Admiring his study at Zaytuna College, Abouabdalla studies the Noble Qur'an, the quadrivium, the Renaissance curriculum, comprising arithmetic, geometry, music and astronomy.
These seven arts were once the basis of a European education, and they have recently become popular with some Christian home-schoolers.
Zaytuna College, which stems its name from the Arabic word "olive", opened doors to first students in its rented space in a Baptist seminary in Berkeley in August, 2010.
It offers two majors; Arabic language and Islamic law and theology.
Zaytuna College earned its reputation as a great educational institute, being compared to great Catholic colleges, such as Georgetown or Notre Dame.
Being a Muslim school with a quasi-"great books" curriculum, it was compared to Harvard College, circa 1850 — but instead of the Bible, Greek and Latin, and Plato, it's the Qur'an, Arabic and Plato.
Mahan Mirza, a Pakistani-born scholar, invoked the Encyclopaedia Britannica's "Great Books of the Western World" series, published in 1952.
"The series jumps from Augustine in 400 to Aquinas in the year 1200," said Dr. Mirza, who studied at the University of Texas and Yale, then left Notre Dame for a job here.
He added that intervening years included a golden age of Islamic scholarship.
"We consider ourselves part of that conversation, rather than something separate," he said.
The Zaytuna college, a brainchild of Imam Shakir, Sheikh Hamza Yusuf and Professor Hatem Bazian, aspires to be America's first accredited, four-year Muslim liberal arts college in the United States.
The unique mix of US and world sciences with Islamic teachings offers Muslim students a better opportunity for a more American, less foreign education.
"One of the aims of the college is to show that you don't have to leave the country to discover yourself as a Muslim," Dr. Mirza said.

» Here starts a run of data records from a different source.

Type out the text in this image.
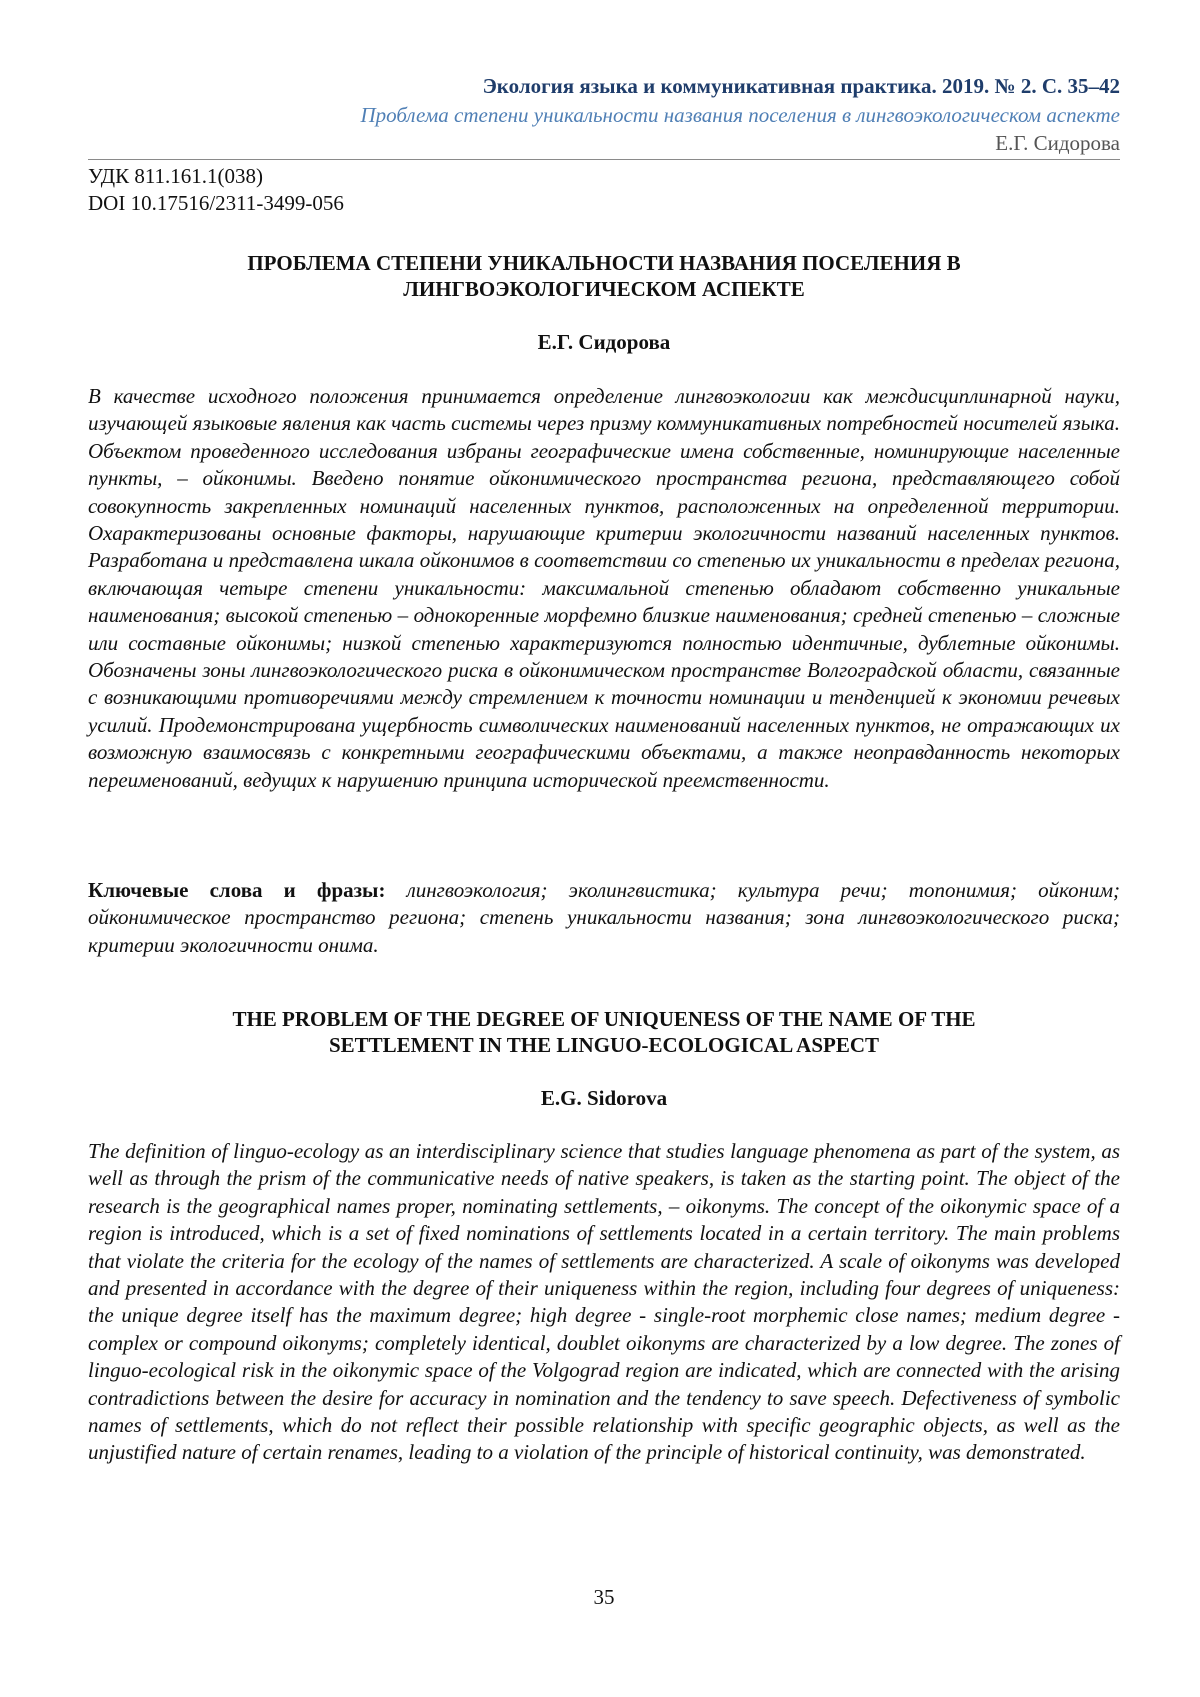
Экология языка и коммуникативная практика. 2019. № 2. С. 35–42
Проблема степени уникальности названия поселения в лингвоэкологическом аспекте
Е.Г. Сидорова
УДК 811.161.1(038)
DOI 10.17516/2311-3499-056
ПРОБЛЕМА СТЕПЕНИ УНИКАЛЬНОСТИ НАЗВАНИЯ ПОСЕЛЕНИЯ В
ЛИНГВОЭКОЛОГИЧЕСКОМ АСПЕКТЕ
Е.Г. Сидорова
В качестве исходного положения принимается определение лингвоэкологии как междисциплинарной науки, изучающей языковые явления как часть системы через призму коммуникативных потребностей носителей языка. Объектом проведенного исследования избраны географические имена собственные, номинирующие населенные пункты, – ойконимы. Введено понятие ойконимического пространства региона, представляющего собой совокупность закрепленных номинаций населенных пунктов, расположенных на определенной территории. Охарактеризованы основные факторы, нарушающие критерии экологичности названий населенных пунктов. Разработана и представлена шкала ойконимов в соответствии со степенью их уникальности в пределах региона, включающая четыре степени уникальности: максимальной степенью обладают собственно уникальные наименования; высокой степенью – однокоренные морфемно близкие наименования; средней степенью – сложные или составные ойконимы; низкой степенью характеризуются полностью идентичные, дублетные ойконимы. Обозначены зоны лингвоэкологического риска в ойконимическом пространстве Волгоградской области, связанные с возникающими противоречиями между стремлением к точности номинации и тенденцией к экономии речевых усилий. Продемонстрирована ущербность символических наименований населенных пунктов, не отражающих их возможную взаимосвязь с конкретными географическими объектами, а также неоправданность некоторых переименований, ведущих к нарушению принципа исторической преемственности.
Ключевые слова и фразы: лингвоэкология; эколингвистика; культура речи; топонимия; ойконим; ойконимическое пространство региона; степень уникальности названия; зона лингвоэкологического риска; критерии экологичности онима.
THE PROBLEM OF THE DEGREE OF UNIQUENESS OF THE NAME OF THE
SETTLEMENT IN THE LINGUO-ECOLOGICAL ASPECT
E.G. Sidorova
The definition of linguo-ecology as an interdisciplinary science that studies language phenomena as part of the system, as well as through the prism of the communicative needs of native speakers, is taken as the starting point. The object of the research is the geographical names proper, nominating settlements, – oikonyms. The concept of the oikonymic space of a region is introduced, which is a set of fixed nominations of settlements located in a certain territory. The main problems that violate the criteria for the ecology of the names of settlements are characterized. A scale of oikonyms was developed and presented in accordance with the degree of their uniqueness within the region, including four degrees of uniqueness: the unique degree itself has the maximum degree; high degree - single-root morphemic close names; medium degree - complex or compound oikonyms; completely identical, doublet oikonyms are characterized by a low degree. The zones of linguo-ecological risk in the oikonymic space of the Volgograd region are indicated, which are connected with the arising contradictions between the desire for accuracy in nomination and the tendency to save speech. Defectiveness of symbolic names of settlements, which do not reflect their possible relationship with specific geographic objects, as well as the unjustified nature of certain renames, leading to a violation of the principle of historical continuity, was demonstrated.
35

"The way it's worked historically is a madrasa in South Asia will have an Indian feel, a madrasa in Africa will have an African feel. We will have an American feel. Yet they'll all have something in common."
Zaytuna also made it less likely for American Muslims to seek Islamic education abroad.
"I wasn't happy with my education there," Madeeha Gohar, 30-year-old student who had a college degree from the University of California, Riverside, said.
She wanted to study Arabic further, but "didn't want to go overseas" because she was afraid that instruction in Arab countries consisted of memorization.
By contrast, a Zaytuna professor she met emphasized his interest in etymology and philology, in the history of words.
Reema Lateef, 19, from Orlando, Fla., turned down an opportunity at Rollins College near Orlando to take a chance on Zaytuna.
"I woke up one morning during Ramadan and thought I didn't want to go to the typical American school. I didn't want to do well just to pass the tests," Lateef said.
"Even if I were at Yale or UPenn's Arabic program, I'd already know what they teach you in the fourth year. My goal is to know the Semitic languages — Arabic, Hebrew and Persian — and help people see we all have a common language."
Scott Korb, author of "Light Without Fire," a new book about Zaytuna, praised the college's mission in fostering an American Islam.
"The message from the founders is clear: America is home," he wrote in an e-mail.
"Now this hasn't been a universal among every Muslim community I've encountered. But at Zaytuna it seems to be."